Imagine Kimberley sets out four sustainability objectives and five community priorities. The four sustainability objectives all have to do with reducing any negative impacts we as a city might have on people and the environment, while the five community priorities “represent the important overarching values of the community and what is required to succeed.”

These values are: Enriching Community Life; Enhancing the Tourism Experience; Ensuring Economic Viability; Protecting the Environment; and Partnering and Collaborating.

So far so good – I think we can all agree that these are worthwhile pillars on which to build a viable and sustainable community.
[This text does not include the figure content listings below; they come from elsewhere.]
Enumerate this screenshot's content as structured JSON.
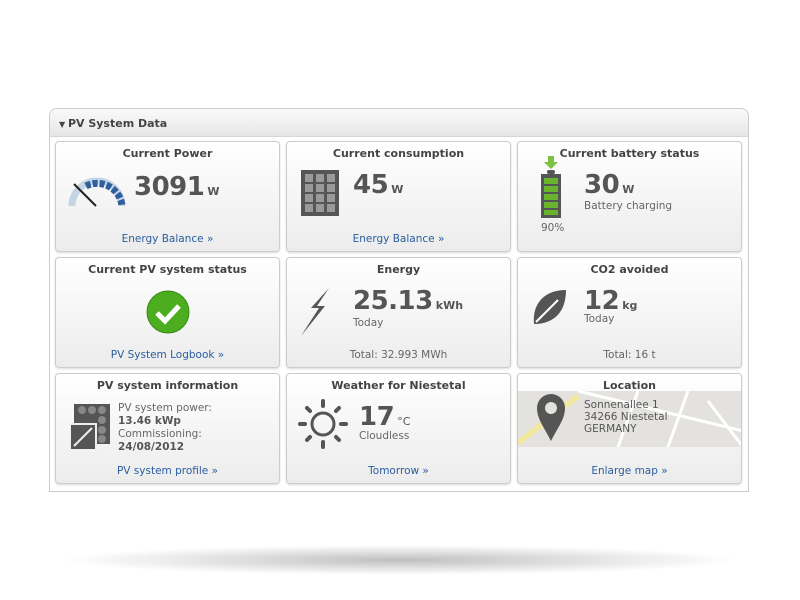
{
  "panel": {
    "title": "PV System Data"
  },
  "cards": {
    "power": {
      "title": "Current Power",
      "value": "3091",
      "unit": "W",
      "link": "Energy Balance »"
    },
    "consumption": {
      "title": "Current consumption",
      "value": "45",
      "unit": "W",
      "link": "Energy Balance »"
    },
    "battery": {
      "title": "Current battery status",
      "value": "30",
      "unit": "W",
      "status": "Battery charging",
      "charge": "90%"
    },
    "status": {
      "title": "Current PV system status",
      "link": "PV System Logbook »"
    },
    "energy": {
      "title": "Energy",
      "value": "25.13",
      "unit": "kWh",
      "period": "Today",
      "total": "Total: 32.993 MWh"
    },
    "co2": {
      "title": "CO2 avoided",
      "value": "12",
      "unit": "kg",
      "period": "Today",
      "total": "Total: 16 t"
    },
    "info": {
      "title": "PV system information",
      "power_label": "PV system power:",
      "power_value": "13.46 kWp",
      "comm_label": "Commissioning:",
      "comm_value": "24/08/2012",
      "link": "PV system profile »"
    },
    "weather": {
      "title": "Weather for Niestetal",
      "value": "17",
      "unit": "°C",
      "condition": "Cloudless",
      "link": "Tomorrow »"
    },
    "location": {
      "title": "Location",
      "street": "Sonnenallee 1",
      "city": "34266 Niestetal",
      "country": "GERMANY",
      "link": "Enlarge map »"
    }
  },
  "colors": {
    "link": "#2a5d9f",
    "battery_green": "#6ab42d",
    "status_ok": "#4cae1f"
  }
}
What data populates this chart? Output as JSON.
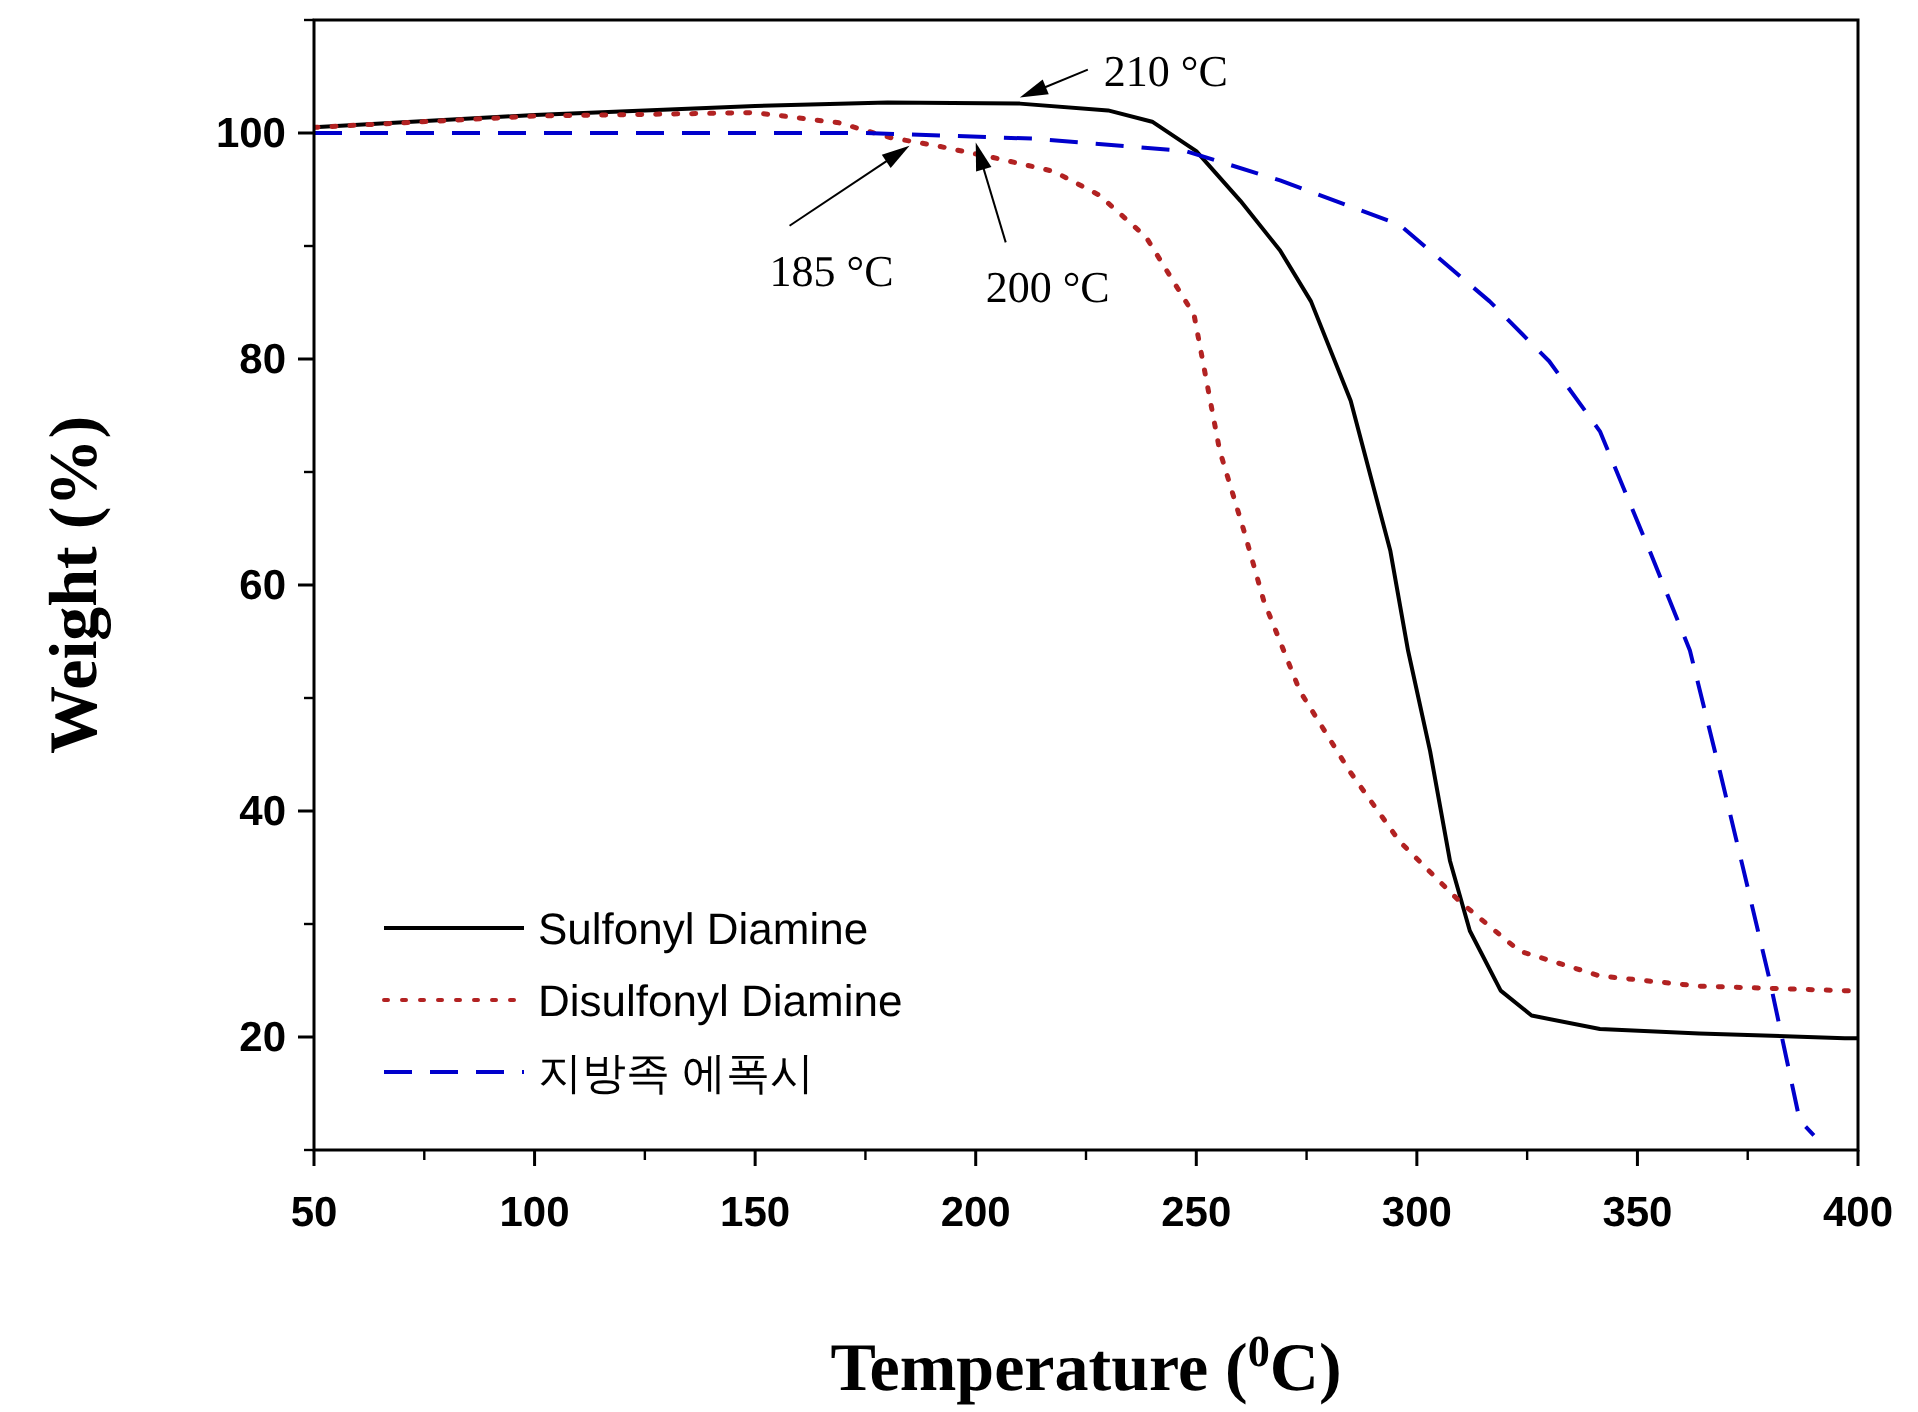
{
  "chart_data": {
    "type": "line",
    "xlabel": "Temperature ($^{0}$C)",
    "ylabel": "Weight (%)",
    "xlim": [
      50,
      400
    ],
    "ylim": [
      10,
      110
    ],
    "xticks": [
      50,
      100,
      150,
      200,
      250,
      300,
      350,
      400
    ],
    "yticks": [
      20,
      40,
      60,
      80,
      100
    ],
    "legend": "bottom left",
    "series": [
      {
        "name": "Sulfonyl Diamine",
        "color": "#000000",
        "line_style": "solid",
        "x": [
          50,
          100,
          150,
          180,
          210,
          230,
          240,
          250,
          260,
          269,
          276,
          285,
          294,
          298,
          303,
          307.5,
          312,
          319,
          326,
          341.5,
          364,
          397,
          400
        ],
        "values": [
          100.5,
          101.6,
          102.4,
          102.7,
          102.6,
          102,
          101,
          98.4,
          94,
          89.6,
          85.1,
          76.3,
          63,
          54.2,
          45.3,
          35.6,
          29.4,
          24.1,
          21.9,
          20.7,
          20.3,
          19.9,
          19.9
        ]
      },
      {
        "name": "Disulfonyl Diamine",
        "color": "#b22222",
        "line_style": "dotted",
        "x": [
          50,
          100,
          150,
          169,
          180.6,
          192,
          205.5,
          217.7,
          228,
          238.6,
          249.5,
          255.3,
          260.8,
          265.3,
          273.5,
          284.8,
          296.1,
          309.7,
          323.3,
          341.5,
          364,
          397,
          400
        ],
        "values": [
          100.5,
          101.5,
          101.8,
          100.9,
          99.6,
          98.8,
          97.7,
          96.6,
          94.5,
          90.8,
          83.9,
          71.9,
          64.8,
          58.6,
          50.6,
          43.5,
          37.3,
          32,
          27.6,
          25.4,
          24.5,
          24.1,
          24.1
        ]
      },
      {
        "name": "지방족 에폭시",
        "color": "#0000cc",
        "line_style": "dashed",
        "x": [
          50,
          100,
          175,
          213,
          247.6,
          269,
          296,
          316.5,
          330,
          341.5,
          352.8,
          361.9,
          368.7,
          374.1,
          380,
          386.8,
          390
        ],
        "values": [
          100,
          100,
          100,
          99.5,
          98.4,
          95.8,
          91.9,
          85.1,
          79.8,
          73.6,
          63,
          54.2,
          43.5,
          34.7,
          25,
          12.6,
          11.3
        ]
      }
    ],
    "annotations": [
      {
        "text": "210 °C",
        "x": 210,
        "y": 102.6
      },
      {
        "text": "185 °C",
        "x": 185,
        "y": 99.4
      },
      {
        "text": "200 °C",
        "x": 200,
        "y": 99.7
      }
    ]
  }
}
But let’s take one, Ensuring Economic Viability, and examine it for specifics. Here’s what the plan has to say:

“By Ensuring Economic Viability, in the year 2025, Kimberley’s economy is robust, and further diversified into learning, professional services, health, light industry and tourism. The economy supports a high quality of life in the community through wages, and local businesses products and services. Community members in turn shop locally whenever possible to keep money circulating throughout Kimberley.”

This utopian vision described for Kimberley merely paints an ideal vision of the future we want. In terms of how we get there, Imagine Kimberley is virtually devoid of specifics. As an action plan, it simply isn’t good enough.

I believe we need to set specific, actionable goals and objectives, with key performance indicators and accountability built into every one of the steps along the way. We need a plan that sets out in concrete detail how we will arrive at our destination in 2025. And we need to be flexible in our approach, so if something isn’t working we can draw from a number of other ideas in the wings.

To get to our destination, I believe we must set aggressive targets and work hard to achieve them. For example, to eliminate our annual five per cent tax increase we need to see 90 new homes built every year, each home paying about $5,000 per year in new residential taxes (we have been averaging about 10 new homes per year). That would be clearly an unrealistic target at this time, but my point is that we cannot rely, as we have in the past, on natural growth – we must make it happen. This can only be done by setting specific targets, and achieving them.

Economic development is not community development. Economic development is the action we take to increase our standard of living and economic health. Community development is the process we use to take collective action and generate solutions to common problems. Community development starts from the principle that within any community there is a wealth of knowledge and experience which, if used in creative ways, can be channeled into collective action to achieve desired goals.

We have knowledge and expertise in abundance, but it will also take money to achieve the community development goals set forth in Imagine Kimberley. With your support, as Kimberley’s next mayor I will take action to get us closer to the destination this document envisions in 2025.

Don McCormick is a City of Kimberley Councillor who is running for the mayoral seat in the Nov. 15 election.